2.1. La correspondance personnelle des Liotard, herboristes et jardiniers

La famille Liotard de Grenoble comprit trois botanistes. Le premier, Claude (1690-1785), oncle et aïeul de la famille, était herboriste et botaniste à Grenoble. Il entretenait déjà dans cette ville un jardin de plantes médicinales. Il fut le premier d’une longue dynastie grenobloise, laquelle donna à la botanique successivement des herboristes, des jardiniers puis des médecins. Son neveu Pierre, dit Liotard neveu (1729-1796), fut marchand herboriste à Grenoble comme lui. Il eut, sous l’autorité de Villars, la responsabilité des trois jardins publics de botanique qui se succédèrent à Grenoble, en 1783, 1786 et 1793. Il établit une correspondance avec Jean-Jacques Rousseau et avec Thouin au Jardin du Roi. Il était en relation avec Faujas de Saint-Fond. Son fils Claude lui succéda au Jardin de botanique de

Grenoble en 1796. Claude poursuivit les travaux de son père et la correspondance que celui-ci entretenait avec Thouin. Il intensifia les échanges avec le Jardin botanique de Montpellier et avec Genève. Aidé par les botanistes grenoblois membres de l’Académie delphinale, son fils Pierre put faire ses études de médecine gratuitement à l’Ecole de chirurgie de Grenoble.

2.1.1 La correspondance de Pierre Liotard : Jean-Jacques Rousseau, André Thouin

Pierre Liotard dut sa formation scientifique au docteur Clapier, de Grenoble466. Clapier avait lui-même fait ses études de médecine à Montpellier avec Gouan, Cusson et Commerson467, puis au Jardin du Roi. Il est vraisemblable que l’enseignement qu’il prodigua à Liotard se ressentit de l’influence bénéfique du Jardin de botanique de Montpellier et de l’enseignement prodigué au Jardin du Roi.
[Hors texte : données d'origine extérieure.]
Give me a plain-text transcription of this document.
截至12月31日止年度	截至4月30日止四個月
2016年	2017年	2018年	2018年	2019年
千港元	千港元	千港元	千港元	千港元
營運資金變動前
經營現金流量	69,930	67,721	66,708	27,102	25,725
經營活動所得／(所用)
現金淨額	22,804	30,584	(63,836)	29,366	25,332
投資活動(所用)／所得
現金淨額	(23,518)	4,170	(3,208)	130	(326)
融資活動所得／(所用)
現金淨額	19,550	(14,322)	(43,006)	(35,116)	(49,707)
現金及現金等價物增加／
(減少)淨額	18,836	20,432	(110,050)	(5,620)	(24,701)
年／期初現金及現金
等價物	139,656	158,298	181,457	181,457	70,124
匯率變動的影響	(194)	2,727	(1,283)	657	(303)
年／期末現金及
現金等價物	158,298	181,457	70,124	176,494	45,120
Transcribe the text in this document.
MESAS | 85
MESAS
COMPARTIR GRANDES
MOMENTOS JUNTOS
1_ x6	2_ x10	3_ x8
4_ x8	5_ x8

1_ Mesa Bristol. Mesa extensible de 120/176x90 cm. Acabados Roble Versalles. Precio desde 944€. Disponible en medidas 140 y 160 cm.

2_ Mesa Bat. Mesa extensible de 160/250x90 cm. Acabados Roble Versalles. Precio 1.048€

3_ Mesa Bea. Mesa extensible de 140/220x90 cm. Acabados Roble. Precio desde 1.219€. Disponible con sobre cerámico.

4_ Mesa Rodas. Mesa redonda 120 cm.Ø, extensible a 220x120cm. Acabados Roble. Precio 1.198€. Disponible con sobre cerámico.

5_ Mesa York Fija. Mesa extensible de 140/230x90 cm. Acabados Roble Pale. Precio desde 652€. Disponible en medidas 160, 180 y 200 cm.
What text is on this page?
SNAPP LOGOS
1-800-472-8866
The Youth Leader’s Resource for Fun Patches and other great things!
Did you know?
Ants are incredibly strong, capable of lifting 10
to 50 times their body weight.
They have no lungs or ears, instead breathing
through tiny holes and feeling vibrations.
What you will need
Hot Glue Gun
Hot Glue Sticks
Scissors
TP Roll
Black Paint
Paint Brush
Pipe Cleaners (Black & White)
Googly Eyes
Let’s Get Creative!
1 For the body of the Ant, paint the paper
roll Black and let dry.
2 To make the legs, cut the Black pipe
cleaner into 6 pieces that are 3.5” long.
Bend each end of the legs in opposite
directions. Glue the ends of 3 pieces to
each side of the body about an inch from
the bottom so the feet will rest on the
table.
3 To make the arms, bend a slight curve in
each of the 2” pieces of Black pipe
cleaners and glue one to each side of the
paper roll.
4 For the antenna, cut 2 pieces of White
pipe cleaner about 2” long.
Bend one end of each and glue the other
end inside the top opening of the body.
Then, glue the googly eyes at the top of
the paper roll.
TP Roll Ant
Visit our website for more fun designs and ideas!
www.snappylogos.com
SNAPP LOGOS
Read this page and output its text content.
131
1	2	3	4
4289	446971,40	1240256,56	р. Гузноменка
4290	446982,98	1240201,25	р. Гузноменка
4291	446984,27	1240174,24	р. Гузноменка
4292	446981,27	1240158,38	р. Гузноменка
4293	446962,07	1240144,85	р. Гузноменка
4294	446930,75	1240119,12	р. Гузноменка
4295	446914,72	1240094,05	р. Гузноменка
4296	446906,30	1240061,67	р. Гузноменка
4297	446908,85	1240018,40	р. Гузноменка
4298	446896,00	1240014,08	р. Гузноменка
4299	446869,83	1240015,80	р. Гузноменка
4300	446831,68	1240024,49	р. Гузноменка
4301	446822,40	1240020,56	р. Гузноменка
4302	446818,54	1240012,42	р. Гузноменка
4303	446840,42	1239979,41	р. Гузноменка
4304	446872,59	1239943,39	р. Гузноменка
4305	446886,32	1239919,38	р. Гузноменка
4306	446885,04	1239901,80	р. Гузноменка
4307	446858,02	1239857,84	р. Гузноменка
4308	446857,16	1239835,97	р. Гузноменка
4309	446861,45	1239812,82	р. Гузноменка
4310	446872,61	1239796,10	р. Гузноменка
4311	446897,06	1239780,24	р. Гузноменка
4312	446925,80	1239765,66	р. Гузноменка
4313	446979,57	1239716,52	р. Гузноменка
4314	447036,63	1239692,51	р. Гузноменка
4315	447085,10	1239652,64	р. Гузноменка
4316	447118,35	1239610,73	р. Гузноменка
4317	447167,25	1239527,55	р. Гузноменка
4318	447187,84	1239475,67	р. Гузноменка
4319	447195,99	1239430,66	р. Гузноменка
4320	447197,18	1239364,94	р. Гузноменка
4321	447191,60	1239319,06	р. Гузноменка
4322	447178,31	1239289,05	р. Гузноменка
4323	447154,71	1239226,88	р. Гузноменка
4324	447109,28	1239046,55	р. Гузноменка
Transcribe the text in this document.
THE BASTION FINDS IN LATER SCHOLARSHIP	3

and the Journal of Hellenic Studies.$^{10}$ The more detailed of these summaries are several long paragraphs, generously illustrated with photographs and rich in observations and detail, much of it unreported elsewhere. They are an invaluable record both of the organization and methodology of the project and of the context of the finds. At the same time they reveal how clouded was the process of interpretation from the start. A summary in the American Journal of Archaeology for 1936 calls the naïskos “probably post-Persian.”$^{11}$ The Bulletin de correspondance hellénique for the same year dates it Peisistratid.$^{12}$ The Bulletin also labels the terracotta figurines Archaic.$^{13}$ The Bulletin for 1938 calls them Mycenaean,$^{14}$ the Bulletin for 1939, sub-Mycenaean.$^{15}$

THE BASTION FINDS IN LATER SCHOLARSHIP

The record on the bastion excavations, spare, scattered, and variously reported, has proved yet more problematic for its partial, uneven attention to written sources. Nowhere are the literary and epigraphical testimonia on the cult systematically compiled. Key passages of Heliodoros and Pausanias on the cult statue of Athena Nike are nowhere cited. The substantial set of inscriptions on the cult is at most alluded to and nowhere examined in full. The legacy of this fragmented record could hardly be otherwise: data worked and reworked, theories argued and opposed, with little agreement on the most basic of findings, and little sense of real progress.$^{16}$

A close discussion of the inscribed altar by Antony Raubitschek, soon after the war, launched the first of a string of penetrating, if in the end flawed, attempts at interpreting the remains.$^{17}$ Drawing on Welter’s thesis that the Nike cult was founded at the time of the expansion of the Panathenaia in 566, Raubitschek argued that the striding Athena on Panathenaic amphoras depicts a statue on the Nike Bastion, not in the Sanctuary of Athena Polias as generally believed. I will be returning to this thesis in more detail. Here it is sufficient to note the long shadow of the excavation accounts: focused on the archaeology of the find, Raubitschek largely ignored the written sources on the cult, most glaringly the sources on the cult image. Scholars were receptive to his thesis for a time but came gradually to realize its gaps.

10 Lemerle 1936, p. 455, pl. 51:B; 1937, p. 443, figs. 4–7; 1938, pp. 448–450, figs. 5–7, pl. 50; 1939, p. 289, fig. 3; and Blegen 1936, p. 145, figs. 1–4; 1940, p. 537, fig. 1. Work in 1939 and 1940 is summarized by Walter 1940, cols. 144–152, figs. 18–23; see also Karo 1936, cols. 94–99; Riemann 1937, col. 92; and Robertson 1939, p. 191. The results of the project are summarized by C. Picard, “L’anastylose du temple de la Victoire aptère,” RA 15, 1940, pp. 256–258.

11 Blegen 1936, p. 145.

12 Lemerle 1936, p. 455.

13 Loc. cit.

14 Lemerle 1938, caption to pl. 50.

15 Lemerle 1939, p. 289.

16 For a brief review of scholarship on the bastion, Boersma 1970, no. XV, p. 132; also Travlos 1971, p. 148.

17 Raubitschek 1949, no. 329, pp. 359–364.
Clapier et Liotard herborisèrent avec Jean-Jacques Rousseau. Ils possédaient des herbiers et cultivaient ensemble, dans un jardin près de la Porte de France à Grenoble, des plantes rares inconnues de Linné lui-même468. Les archives conservées au Muséum de Grenoble nous apprennent que Pierre Liotard vendait par correspondance une poudre appelée « principale », ainsi que toutes sortes de plantes médicinales et d’herbiers rangés par genre de fleurs « suivant Pitton-Tournefort ». Liotard suivait ainsi la classification botanique d’un professeur de botanique du siècle précédent, qui avait voyagé dans les Alpes et dont Villars viendrait un siècle plus tard consulter l’herbier à Paris. Liotard avait établi à Grenoble un jardin privécontenant « toutes les plantes des Alpes » où il enseignait la botanique dès le mois de mai469.